AYDINER: BAYRAMPAŞA VE BALKANLAR
ET VE TIRNAK GİBİ BÜTÜNLEŞTİ
Programın açılış konuşmasını yapan Bayrampaşa Belediye
Başkanı Atila Aydıner, “Bayrampaşa ve Balkanlar etle tırnak gibi
bütünleşmiştir. İlçemizin nüfusunun önemli bir bölümünü Rumeli ve Balkanlar’dan
gelen kardeşlerimiz oluşturuyor. Bu bağlamda biz Balkanlar ve Bayrampaşa
arasında yıllarca gönül ve kültür köprüleri kurduk. Çünkü bizim Balkanlar ile
kökleri asırlar öncesine uzanan bağlarımız var. Bugün Balkanlar’dan
Bayrampaşa’ya gelen bir kardeşimiz veya Bayrampaşa’dan Balkanlar’a giden bir
kardeşimiz mutlaka tanıdık bir yüze, bir dosta denk gelir. Balkanlar’ın
başşehri Bayrampaşa’da dostluk, hoşgörü ve sağlam komşuluk bağları vardır.

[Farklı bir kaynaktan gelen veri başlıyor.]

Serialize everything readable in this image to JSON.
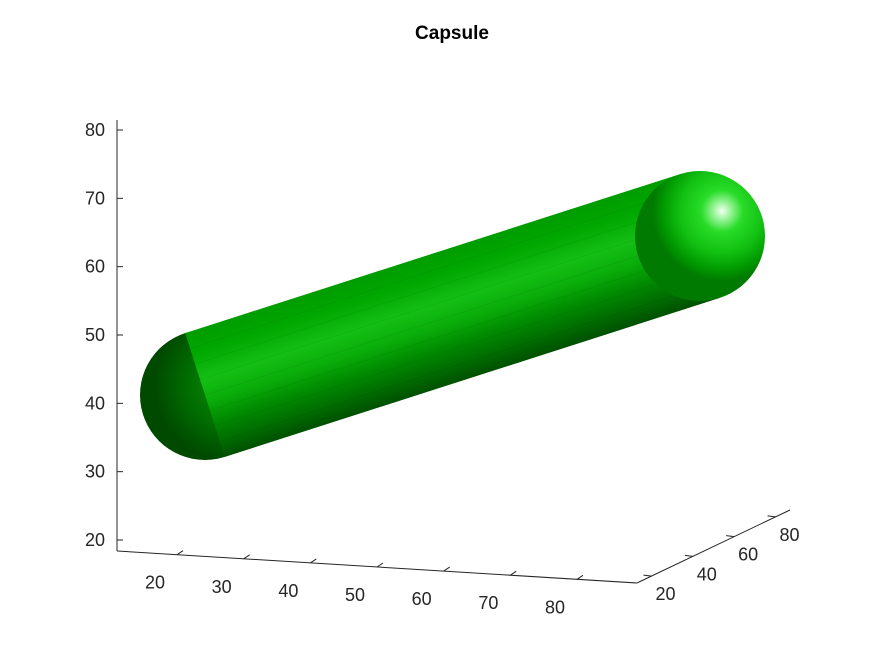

Cumhurbaşkanımız Recep Tayyip Erdoğan’ın önderliğinde, Türkiye Yüzyılı’nda da
gönülden gönüle köprüler kurmaya, Bayrampaşa-Balkanlar kardeşliğini sürdürmeye
devam edeceğiz” diye konuştu.
"TAYYİP ERDOĞAN TÜRKİYE'DİR"
Prof. Dr. Şentop, "Suriye'nin kuzeyinde terör
devleti kurmak için harekete geçtiler, müttefiklerimiz. Türkiye o senaryoyu
bozacak hamleler yaptı. Sınır ötesi harekatlarla o hattı, terör devleti hattını
kesti. 3 yerden bu hattı böldük. Güneyimizden bizi kuşatmaya çalışan bir
senaryoya müsaade etmedik, etmeyeceğimizi de gösterdik. Türkiye 14 Mayıs'ta bir
seçime gidiyor. Seçimde ne olur? Dünyanın her yerinde birbiriyle yarışan
partiler olur. Bazı partiler bir araya gelir ittifaklar yarışırlar. Türkiye'de
öyle bir seçime mi gidiyoruz? Hayır. Görünürde partiler var, ittifaklar var ama
seçim partilerle, ittifaklar arasında değil. Seçimin özü şu; Tayyip Erdoğan
devam etsin diyenlerle, Tayyip Erdoğan devam etmesin, Tayyip Erdoğan'ı
indirelim, düşürelim diyenler arasında. Karşı taraf kendileri de söylüyor ya.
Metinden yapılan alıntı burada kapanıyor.